As the title says, how would the pop culture of the Confederated States look like if it survives until present day? Would the pop culture of the CSA become as widespread and mainstream as American culture in OTL?
As the title says, how would the pop culture of the Confederated States look like if it survives until present day? Would the pop culture of the CSA become as widespread and mainstream as American culture in OTL?
Socio-economic changes caused by industrialization and urbanization (and possibly the rise of socialism which can happen without the South), plus the possible emergence of federal secular public education in the North would make it less religious, probably less religious than the South eventually (even when assuming that the South would be less religious than OTL).Do remind ourselves that in 1860, the northern sector of the country was the more Protestant religious or at least could be argued as such. Without otl events, this may remain the case
Why would the south be _more_ religious without yankee humiliation?
Additionally, ITTL you can expect an European-style national public (and secular) education system to exist. Something bigger than the OTL failed Blair Education Bill would be passed.As the North industrialized, as towns and cities filled up with more and more people, church stopped being the center of your social life; you joined clubs, you went to theaters and taverns and music halls, your work happened at both longer and more regular hours. As you became more educated, you read more books, you joined a lending library. But in rural areas, all that social life and entertainment was compressed into church and informal gatherings - many of which might still revolve around the church in some way, happening after it or in the same building. All things being equal, a less educated, more rural nation (and an independent Confederacy is going to be poorer, more rural, and less educated than the OTL South), will be more religious
Because 1) it's poor, and because 2) religion was so central to perpetuating slavery. Poor rural areas tend to have religion at the center of social life; oftentimes the most edifying, intelligent thing you'll hear all week will come out of the church pulpit on Sunday, and a whole lot of your news and information about the world to boot.
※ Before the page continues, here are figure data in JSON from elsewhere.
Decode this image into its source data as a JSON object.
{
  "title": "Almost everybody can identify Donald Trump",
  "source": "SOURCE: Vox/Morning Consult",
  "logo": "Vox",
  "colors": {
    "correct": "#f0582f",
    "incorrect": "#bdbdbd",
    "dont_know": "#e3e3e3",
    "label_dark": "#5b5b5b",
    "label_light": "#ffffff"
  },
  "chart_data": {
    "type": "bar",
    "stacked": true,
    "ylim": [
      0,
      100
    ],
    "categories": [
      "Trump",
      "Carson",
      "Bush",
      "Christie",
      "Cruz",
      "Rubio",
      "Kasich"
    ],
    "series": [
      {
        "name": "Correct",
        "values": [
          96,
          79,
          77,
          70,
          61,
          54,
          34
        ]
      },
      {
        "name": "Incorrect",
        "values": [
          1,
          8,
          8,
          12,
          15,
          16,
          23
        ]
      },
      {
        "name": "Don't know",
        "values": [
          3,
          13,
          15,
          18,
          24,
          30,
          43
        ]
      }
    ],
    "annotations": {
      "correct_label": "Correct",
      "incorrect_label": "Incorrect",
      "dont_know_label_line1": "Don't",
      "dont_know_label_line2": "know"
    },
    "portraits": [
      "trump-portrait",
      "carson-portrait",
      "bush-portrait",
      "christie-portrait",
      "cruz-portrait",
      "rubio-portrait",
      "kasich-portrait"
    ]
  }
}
As the North industrialized, as towns and cities filled up with more and more people, church stopped being the center of your social life; you joined clubs, you went to theaters and taverns and music halls, your work happened at both longer and more regular hours. As you became more educated, you read more books, you joined a lending library. But in rural areas, all that social life and entertainment was compressed into church and informal gatherings - many of which might still revolve around the church in some way, happening after it or in the same building. All things being equal, a less educated, more rural nation (and an independent Confederacy is going to be poorer, more rural, and less educated than the OTL South), will be more religious.
On top of all that, slavery was important enough to split denominations; Southern Baptists split explicitly with northern Baptists over slavery in 1845. You think they're going to throw that out if they win? Shit, they're going to be vindicated. They're going to trumpet it as God's providence and proof of their righteousness. A lot of the intellectual and moral arguments to defend slavery are going to come out of religious mouths, as they did OTL; preachers and people trained to think and write by bible colleges. It'll be mutually reinforcing; religion will step to the defense of the economic heart and soul of an independent Confederacy, and people whose livelihoods are tied to slavery will think well of religion. It's not rocket science.
Quite the elitist-bourgeoise and patronizing take regarding rural communities.... One not really founded upon past realities, in my personal view.
Northern abolitionists advocated the conception of slavery as a decadent practice. Your take on the southern region is also entirely skewed toward the supposed reality of Anglo Protestant sectors on the east coast of the CS such as Virginia. New Orleans and Louisiana shouldn’t be forgotten, nor should you deny their lived realities. It should also be understood, that in the most rural areas of the country arose the ‘saloon’ culture and many other supposed social ills that were regarded as peak decadence and evil by northern bourgeoise urbanites in very recent periods.